The happy commemoration of today’s feast with its immense concourse of people invites us to prolong fervently our praises of the Most Holy Body of Christ. What could be sweeter, what more pleasing to the heart of the faithful than to exalt the abyss of his divine charity, and to glorify the overflowing torrent of his love! At the table of the new grace the hand of the priest distributes ceaselessly his Flesh as food and his precious Blood as drink, to those who are his children and heirs of the kingdom promised by God to those who love him.

O endless Emanation of the goodness of God and of his immense love for us, admirable and worthy of all praise! In this sacrament, where all former sacrifices are done away with, he remains with us to the end of the world; he feeds the children of adoption with the bread of angels and inebriates them with filial love.

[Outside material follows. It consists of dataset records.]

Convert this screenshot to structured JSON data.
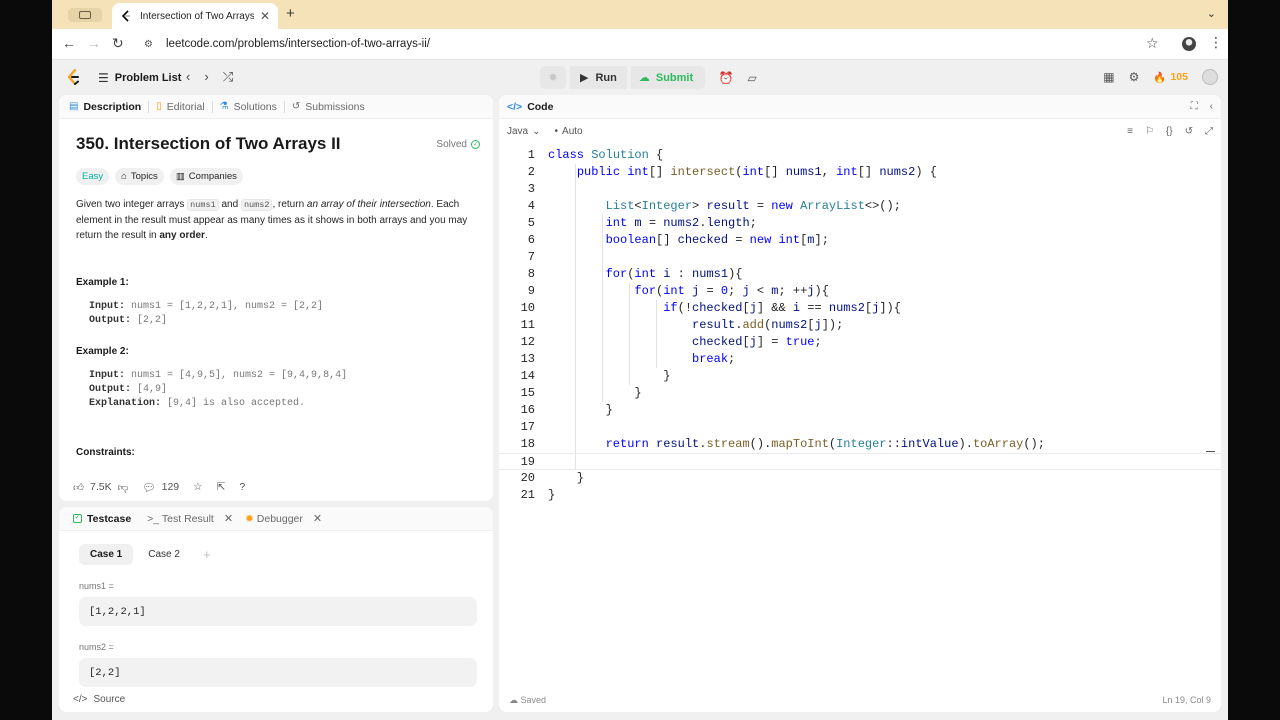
{
  "browser": {
    "tab_title": "Intersection of Two Arrays II",
    "url": "leetcode.com/problems/intersection-of-two-arrays-ii/"
  },
  "nav": {
    "problem_list": "Problem List",
    "run": "Run",
    "submit": "Submit",
    "streak": "105"
  },
  "description": {
    "tabs": [
      "Description",
      "Editorial",
      "Solutions",
      "Submissions"
    ],
    "title": "350. Intersection of Two Arrays II",
    "status": "Solved",
    "difficulty": "Easy",
    "topics": "Topics",
    "companies": "Companies",
    "text": {
      "p1": "Given two integer arrays ",
      "c1": "nums1",
      "p2": " and ",
      "c2": "nums2",
      "p3": ", return ",
      "em": "an array of their intersection",
      "p4": ". Each element in the result must appear as many times as it shows in both arrays and you may return the result in ",
      "strong": "any order",
      "p5": "."
    },
    "example1": {
      "title": "Example 1:",
      "input_label": "Input:",
      "input": "nums1 = [1,2,2,1], nums2 = [2,2]",
      "output_label": "Output:",
      "output": "[2,2]"
    },
    "example2": {
      "title": "Example 2:",
      "input_label": "Input:",
      "input": "nums1 = [4,9,5], nums2 = [9,4,9,8,4]",
      "output_label": "Output:",
      "output": "[4,9]",
      "explanation_label": "Explanation:",
      "explanation": "[9,4] is also accepted."
    },
    "constraints": "Constraints:",
    "likes": "7.5K",
    "comments": "129"
  },
  "code": {
    "title": "Code",
    "language": "Java",
    "mode": "Auto",
    "saved": "Saved",
    "position": "Ln 19, Col 9"
  },
  "testcase": {
    "tabs": [
      "Testcase",
      "Test Result",
      "Debugger"
    ],
    "cases": [
      "Case 1",
      "Case 2"
    ],
    "var1_label": "nums1 =",
    "var1_value": "[1,2,2,1]",
    "var2_label": "nums2 =",
    "var2_value": "[2,2]",
    "source": "Source"
  },
  "colors": {
    "brand_orange": "#ffa116",
    "accepted_green": "#2cbb5d",
    "easy_teal": "#00b8a3"
  }
}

This is the food and drink for the elect, living bread and spiritual nourishment, remedy for daily weaknesses! It is the table which Christ has prepared for his friends and guests, like the one the father prepared for his son on the day of his return, to replace the symbolic lamb. This is the Passover in which the victim immolated is Christ; 0 Christ our Passover, you want us too to pass over from vice to virtue; as once you delivered the Jews, so now you set us free in spirit. You are the food that satisfies all but the most hardened; food that is eaten by faith, tasted by fervor, assimilated by charity. 0 viaticum of our pilgrimage, you lead travelers to the height of virtue. Confirm my heart in good, assure it in the paths of life, give joy to my soul, purify my thoughts.

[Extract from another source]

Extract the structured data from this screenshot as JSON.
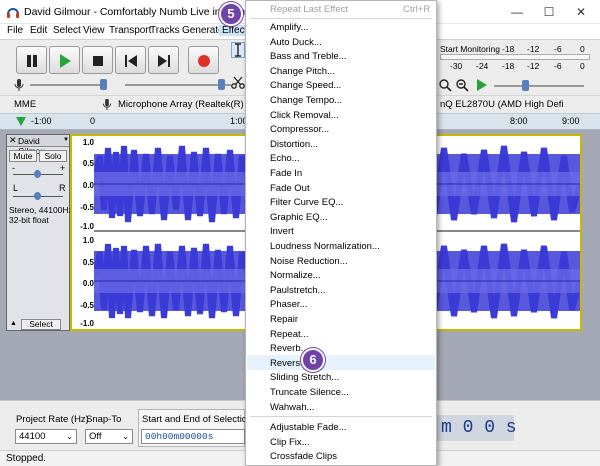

The Eucharist is bread, real bread; we eat it without consuming or dividing it; it converts butitself is not changed; it gives strength without ever losing it; it gives perfection and suffices for salvation; it gives life, it confers grace, it remits sins. It is the food of souls, a food which enlightens the intelligence of the faithful, inflames their hearts, purifies them from their shortcomings, elevates their desires.

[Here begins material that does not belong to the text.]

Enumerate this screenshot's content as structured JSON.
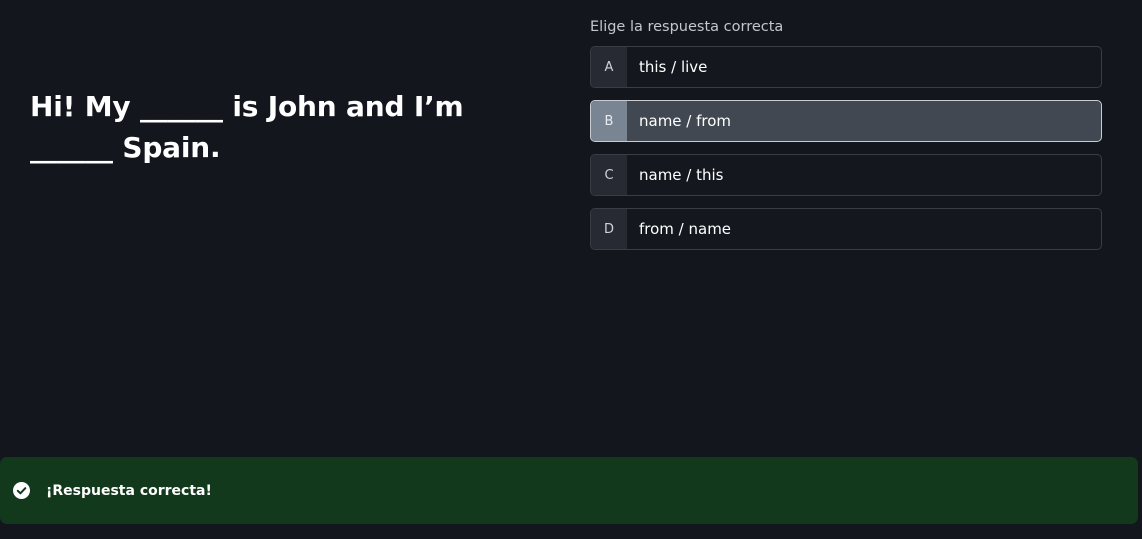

O chalice that holy souls love to drink of, chalice of fervor, chalice changed into the Blood of Christ, to seal the new Alliance, withdraw us the old leaven, fill our souls with yourself, that we may become a new paste and that we may go to the feast with the unleavened bread of sincerity and truth. For the Lamb without spot, who knows no touch or stain of any sin, ought to be eaten with unleavened bread. We should not approach without being cleansed by confession, without having a solid foundation of faith, without being in charity.

Come to the Lord’s supper, if you wish to come to the nuptials of the Lamb; there, we shall be inebriated with the riches of the house of God we shall see the King of glory and the God of hosts in all his beauty, shall eat this bread in the kingdom of the Father.